In the event that an insurer or health benefits plan makes payments for medical and/or hospital services for or on behalf of an injured employee they shall be entitled to be reimbursed for such payments by the carrier or employer within the limits of the medical and hospital fee schedules if the board determines that the claim is compensable. For the purposes of this section, an insurer or health benefits plan includes a medical expense indemnity corporation,
a health or hospital service corporation, a commercial insurance company licensed to write accident and health insurance in the state of New York, a health maintenance organization operating in accordance with article forty-three of the insurance law or article forty-four of the public health law, or a self-insured or self-funded health care benefits plan operated by, or on behalf of, any business, municipality or other entity (including an employee welfare fund
as defined in article forty-four of the insurance law or any other union trust fund or union health benefits plan). Notwithstanding any other provision of law, in no event shall the carrier or employer be required to reimburse the insurer or health benefits plan in an amount greater than the amount paid for medical and hospital services for or on behalf of the injured employer by such corporation or company; provided, however, if the carrier or employer does not
reimburse the insurer or health benefits plan within thirty days after the board determines that the claim is compensable, the carrier or employer shall reimburse the insurer or health benefits plan at the amount the carrier or employer would be obligated to reimburse the hospital or other provider of medical services if the carrier or employer made payment directly to the provider of medical and/or hospital services pursuant to this chapter (or, in the case of
inpatient hospital services, pursuant to paragraphs (b) and (b-1) of subdivision one of section twenty-eight hundred seven-c of the public health law). Upon reimbursement to the insurer or health benefits plan pursuant to this subdivision, the carrier or employer shall be relieved of liability for the medical and/or hospital services for which payment has been made by the insurer or health benefits plan.
An insurer or health benefits plan entitled to reimbursement pursuant to paragraph one of this subdivision shall receive copies of the hearing and decision notices and shall develop with the carrier or employer its own mechanisms and standard operating procedures for payment of undisputed claims for reimbursement. In cases of disputed claims for reimbursement that are filed with the board within three years of the date of payment for services rendered by the
health care provider or within ninety days of the effective date of a chapter of the laws of nineteen hundred ninety-two, entitled "AN ACT to amend the workers' compensation law, in relation to reimbursement of insurers and health benefit plans", whichever is later, the sole remedy of the insurer or health benefit plan to recover on a claim arising pursuant to this subdivision shall be the submission of the controversy to mandatory arbitration or other alternative
dispute resolution procedures as defined by rules and regulations promulgated by the chair in accordance with subdivision (h) of this section.
WCL § 13(h) (h)
The chair shall require the performance of computer searches to identify injured employees who, with respect to the same injury or illness, have filed claims under the provisions of this chapter and made claims to, or on their behalf with, a payor of medical payments eligible for reimbursement pursuant to this section. Such searches shall be done at least quarterly upon request of payors and upon submission to the board of computer tapes containing the information
the chair shall need to identify injured employees who file dual claims under this section.

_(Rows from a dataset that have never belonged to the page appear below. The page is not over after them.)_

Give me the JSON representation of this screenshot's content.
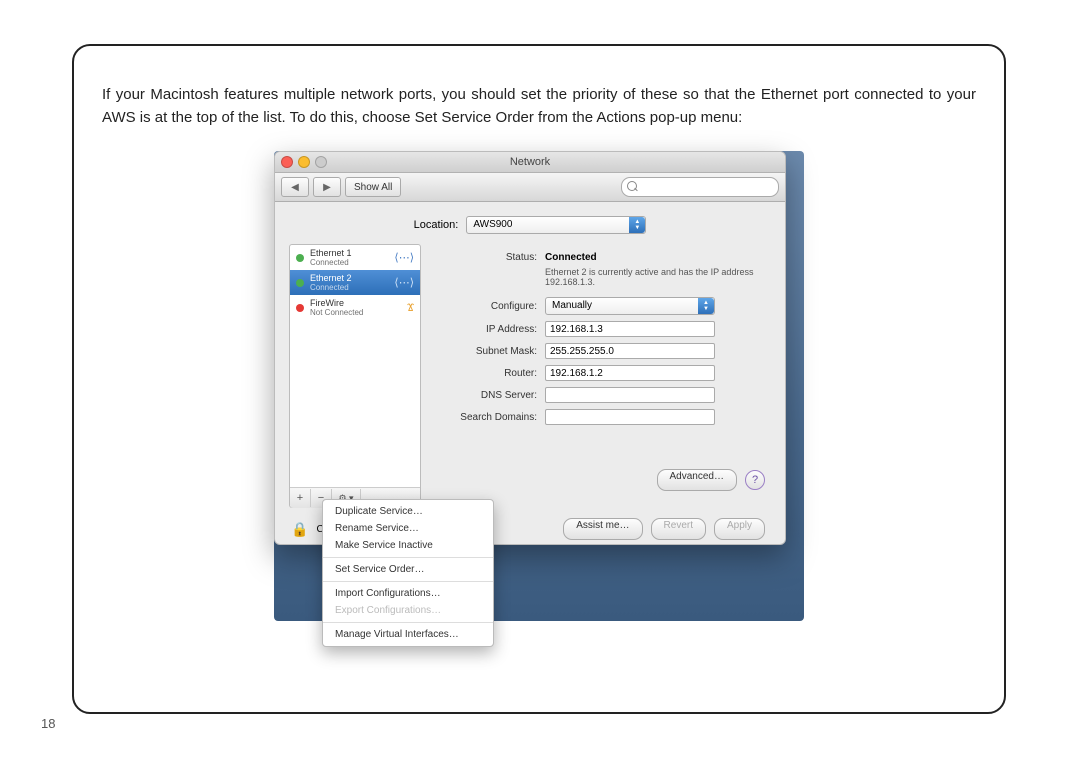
{
  "instruction": "If your Macintosh features multiple network ports, you should set the priority of these so that the Ethernet port connected to your AWS is at the top of the list. To do this, choose Set Service Order from the Actions pop-up menu:",
  "page_number": "18",
  "window": {
    "title": "Network",
    "show_all": "Show All",
    "location_label": "Location:",
    "location_value": "AWS900"
  },
  "sidebar": {
    "items": [
      {
        "name": "Ethernet 1",
        "status": "Connected",
        "dot": "green",
        "icon": "eth"
      },
      {
        "name": "Ethernet 2",
        "status": "Connected",
        "dot": "green",
        "icon": "eth",
        "selected": true
      },
      {
        "name": "FireWire",
        "status": "Not Connected",
        "dot": "red",
        "icon": "fw"
      }
    ],
    "plus": "+",
    "minus": "−",
    "gear": "⚙ ▾"
  },
  "detail": {
    "status_label": "Status:",
    "status_value": "Connected",
    "status_note": "Ethernet 2 is currently active and has the IP address 192.168.1.3.",
    "configure_label": "Configure:",
    "configure_value": "Manually",
    "ip_label": "IP Address:",
    "ip_value": "192.168.1.3",
    "subnet_label": "Subnet Mask:",
    "subnet_value": "255.255.255.0",
    "router_label": "Router:",
    "router_value": "192.168.1.2",
    "dns_label": "DNS Server:",
    "dns_value": "",
    "search_label": "Search Domains:",
    "search_value": "",
    "advanced": "Advanced…",
    "help": "?"
  },
  "bottom": {
    "lock_text": "Clic",
    "assist": "Assist me…",
    "revert": "Revert",
    "apply": "Apply"
  },
  "menu": {
    "duplicate": "Duplicate Service…",
    "rename": "Rename Service…",
    "inactive": "Make Service Inactive",
    "order": "Set Service Order…",
    "import": "Import Configurations…",
    "export": "Export Configurations…",
    "virtual": "Manage Virtual Interfaces…"
  }
}
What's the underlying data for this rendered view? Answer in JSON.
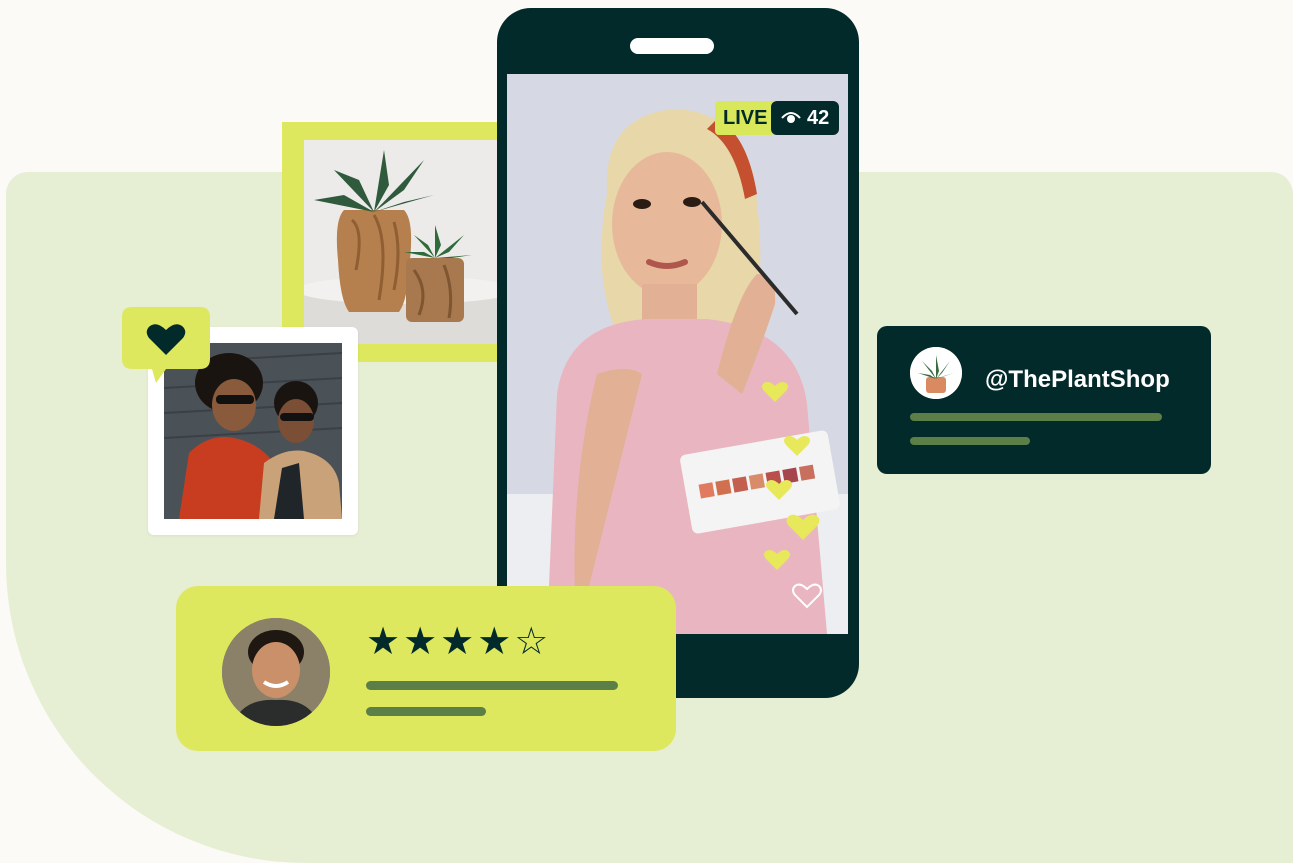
{
  "live_stream": {
    "live_label": "LIVE",
    "viewer_count": "42"
  },
  "review": {
    "rating": 4,
    "rating_max": 5,
    "stars_text": "★★★★☆"
  },
  "shop": {
    "handle": "@ThePlantShop"
  },
  "colors": {
    "dark_green": "#032a2a",
    "lime": "#dde85f",
    "pale_green": "#e6efd4",
    "line_green": "#5c7f48",
    "heart_yellow": "#e7e95a"
  },
  "icons": [
    "eye-icon",
    "heart-icon",
    "heart-outline-icon",
    "star-icon"
  ]
}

At least quarterly, the chair shall identify injured employees who have filed dual claims by social security number and workers' compensation board number and shall notify the payor of such results.
Such payor shall use the information of dual filings solely for the purpose of reimbursement from the carrier or employer. The chair, upon a finding that such entity has used the information for purposes other than reimbursement from the carrier or employer, may, after hearing, impose a penalty of not more than ten thousand dollars and may prohibit such entity from receiving information under this subdivision for up to three years.
The chair shall adopt rules and regulations to carry out the provisions of this section, which rules and regulations shall provide for alternative dispute resolution procedures for settlement of disputed claims for reimbursement under subdivision (d) of this section including but not limited to referral and submission of disputed claims to mandatory arbitration with private arbitration associations. Such rules and regulations may provide
for a reasonable fee to be charged to payors for computer searches. Claims for computer searches submitted to the board prior to March thirty-first, nineteen hundred ninety-two, may be submitted with a payment date on or after April first, nineteen hundred eighty-eight. Claims for reimbursement submitted after March thirty-first, nineteen hundred ninety-two, shall have a payment date that is no later than three years prior to the date of submission
of the claim for matching purposes to the board. If disputed, these claims shall be resolved through the dispute resolution procedures set forth in this section. Upon resolution of the reimbursement dispute in accordance with this section, the amount paid to the prevailing party shall be increased by the amount of any fee paid to the arbitrator or incurred by reason of any other alternate dispute resolution procedure.